Da immer wieder Wohnungsinserate zu sehen sind, die mit schlecht fotografierten Bildern ausgestattet sind und so potenzielle Mieter gar nicht erst angesprochen werden, haben wir die gängigsten Fehler aufgelistet:

  • Stelle beim Fotografieren sicher, dass keine Spiegelungen in Glasflächen oder Monitoren auf dem Bild erkennbar sind, da du sonst selbst Teil des Immobilieninserates wirst.
  • Achte darauf, dass keine Gegenstände im Bild sind, die beispielsweise auf die Identität vom Vormieter hinweisen könnten. Wenn du das Gebäude von außen fotografierst, versuche, Autokennzeichen auszuschneiden oder unkenntlich zu machen.

Am besten eignet sich für Fotos von deiner Immobilie das Querformat, da sich der Raum dadurch besser einfangen lässt.

4. Tipp: Beleuchtung richtig nutzen

Licht und Fotografie gehen stets Hand in Hand, weswegen du vom natürlichen Licht so gut es geht Nutzen ziehen solltest. Öffne alle Jalousien und Türen, um die Wohnung so hell wie möglich wirken zu lassen. Den Blitz am Handy solltest du wenn möglich vermeiden beim Fotografieren, da er für einen ganzen Raum zu schwach ist und lediglich Gegenstände im Vordergrund überbelichtet bzw. Farben dadurch anders wirken.

Mit einem Stativ und dem bereits erwähnten Selbstauslöser kann sich die Kamera besser und länger auf die Belichtungsverhältnisse einstellen. Dadurch kannst du auch verschiedene Perspektiven einfangen und verwackelte Bilder vermeiden.

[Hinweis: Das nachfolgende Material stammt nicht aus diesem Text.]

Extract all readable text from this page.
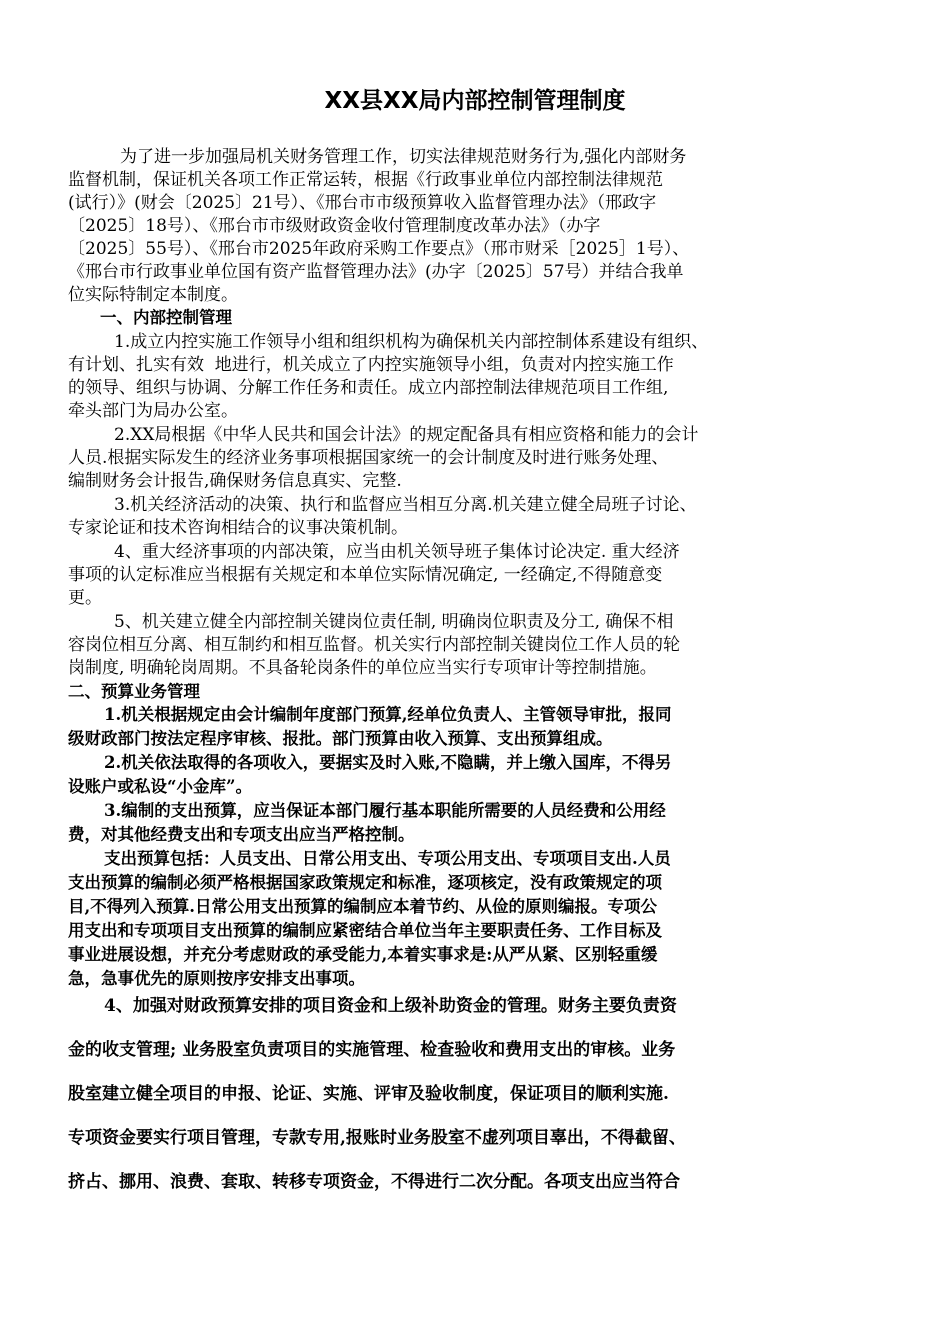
XX县XX局内部控制管理制度
为了进一步加强局机关财务管理工作，切实法律规范财务行为,强化内部财务
监督机制，保证机关各项工作正常运转，根据《行政事业单位内部控制法律规范
(试行）》(财会〔2025〕21号）、《邢台市市级预算收入监督管理办法》（邢政字
〔2025〕18号）、《邢台市市级财政资金收付管理制度改革办法》（办字
〔2025〕55号）、《邢台市2025年政府采购工作要点》（邢市财采［2025］1号）、
《邢台市行政事业单位国有资产监督管理办法》(办字〔2025〕57号）并结合我单
位实际特制定本制度。
一、内部控制管理
1.成立内控实施工作领导小组和组织机构为确保机关内部控制体系建设有组织、
有计划、扎实有效  地进行，机关成立了内控实施领导小组，负责对内控实施工作
的领导、组织与协调、分解工作任务和责任。成立内部控制法律规范项目工作组,
牵头部门为局办公室。
2.XX局根据《中华人民共和国会计法》的规定配备具有相应资格和能力的会计
人员.根据实际发生的经济业务事项根据国家统一的会计制度及时进行账务处理、
编制财务会计报告,确保财务信息真实、完整.
3.机关经济活动的决策、执行和监督应当相互分离.机关建立健全局班子讨论、
专家论证和技术咨询相结合的议事决策机制。
4、重大经济事项的内部决策，应当由机关领导班子集体讨论决定. 重大经济
事项的认定标准应当根据有关规定和本单位实际情况确定, 一经确定,不得随意变
更。
5、机关建立健全内部控制关键岗位责任制, 明确岗位职责及分工, 确保不相
容岗位相互分离、相互制约和相互监督。机关实行内部控制关键岗位工作人员的轮
岗制度, 明确轮岗周期。不具备轮岗条件的单位应当实行专项审计等控制措施。
二、预算业务管理
1.机关根据规定由会计编制年度部门预算,经单位负责人、主管领导审批，报同
级财政部门按法定程序审核、报批。部门预算由收入预算、支出预算组成。
2.机关依法取得的各项收入，要据实及时入账,不隐瞒，并上缴入国库，不得另
设账户或私设“小金库”。
3.编制的支出预算，应当保证本部门履行基本职能所需要的人员经费和公用经
费，对其他经费支出和专项支出应当严格控制。
支出预算包括：人员支出、日常公用支出、专项公用支出、专项项目支出.人员
支出预算的编制必须严格根据国家政策规定和标准，逐项核定，没有政策规定的项
目,不得列入预算.日常公用支出预算的编制应本着节约、从俭的原则编报。专项公
用支出和专项项目支出预算的编制应紧密结合单位当年主要职责任务、工作目标及
事业进展设想，并充分考虑财政的承受能力,本着实事求是:从严从紧、区别轻重缓
急，急事优先的原则按序安排支出事项。
4、加强对财政预算安排的项目资金和上级补助资金的管理。财务主要负责资
金的收支管理; 业务股室负责项目的实施管理、检查验收和费用支出的审核。业务
股室建立健全项目的申报、论证、实施、评审及验收制度，保证项目的顺利实施.
专项资金要实行项目管理，专款专用,报账时业务股室不虚列项目辜出，不得截留、
挤占、挪用、浪费、套取、转移专项资金，不得进行二次分配。各项支出应当符合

5. Tipp: Immobilie vorbereiten

Bei unmöblierten Wohnungen solltest du nur auf Sauberkeit achten. Möchtest du jedoch Fotos von einer möblierten Wohnung machen, solltest du zumindest auf einen aufgeräumten Eindruck achten. Ein großartiges Umbauen oder Umdekorieren ist nicht nötig, denk nur daran: je neutraler es aussieht, umso wahrscheinlicher ist es, dass die Räume für unterschiedliche Personen und verschiedene Geschmäcker ansprechend sind.

So kannst du deine Wohnung definitiv nicht für ein Inserat fotografieren:

Nachdem sich die Interessenten die Wohnung höchstwahrscheinlich anders einrichten und dekorieren möchten, ist es hilfreich, die Einrichtung so neutral wie möglich wirken zu lassen. Bestimmte besondere Einrichtungsstücke wie verschnörkelte Türen oder architektonische Dekoelemente können gerne als Detail fotografiert und so auch dargestellt werden.

Sollte deine Wohnung einen Garten oder Balkon haben, gelten hier die gleichen Regeln wie bei den Räumen. Es sollte immer bei Tageslicht und am besten bei Sonnenschein fotografiert werden, da dadurch die schönsten und natürlichsten Lichteffekte zum Vorschein kommen. Auch Garten und Balkon sollten aufgeräumt sein und natürlich wirken.

Fazit

Denke auch daran: Je mehr Bilder du in deinem Inserat hast, desto besser. Potenzielle Interessenten verweilen so länger auf deiner Anzeige und erhalten auch eine realistische Vorstellung davon, wie die Wohnung aussieht. Wenn du dann auch noch ein paar unserer Tipps umsetzt, kannst du schon bald mit einer Vielzahl an Anfragen rechnen.